Security and Reporting

Normal setup bugs, docs issues, and feature requests belong in GitHub Issues with redacted diagnostic output.

If you discover a vulnerability, do not open a public issue. The source repository's SECURITY.md asks you to email h164654156465@gmail.com with the description, reproduction steps, and potential impact; GitHub Security Advisories are also available for private reports.

Origin keeps the memory layer local by default: daemon, database, Markdown artifacts, sessions, and git history live on your machine.

That does not make every connected workflow offline. Your AI client may send prompts to its own provider, and Origin can optionally use configured model or API paths for daemon-side language work.

Treat memory as sensitive application data.
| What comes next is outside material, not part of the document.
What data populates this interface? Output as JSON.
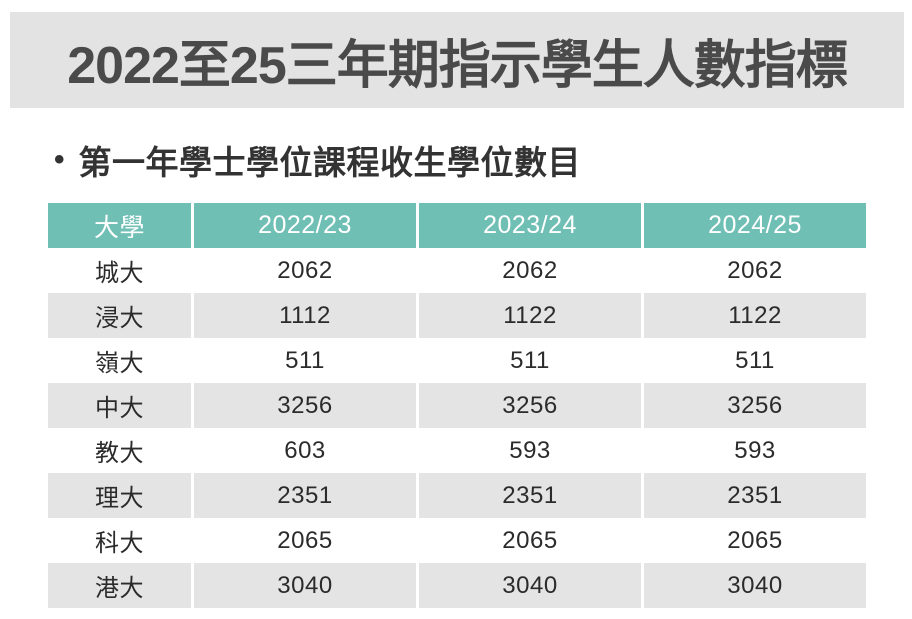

It can contain project decisions, personal preferences, private codebase details, client names, and old versions preserved by local git history.

If a bug involves a sensitive memory, create a minimal reproduction with fake content instead of sharing the real record.

The daemon binds to 127.0.0.1:7878 by default. That keeps the HTTP API local to the machine for normal use.

Changing ORIGIN_BIND_ADDR to a non-loopback address is an explicit security decision. Do it only for deliberate Docker, VM, or development scenarios where you understand who can reach the daemon.

The public website publishes /.well-known/security.txt for automated discovery. The source repository also carries the canonical security policy, including acknowledgement within 48 hours, a 7-day fix-timeline response target, and the current supported 0.7.x line.

If in doubt, choose the private advisory or email path first. A maintainer can move non-sensitive follow-up work into a public issue later.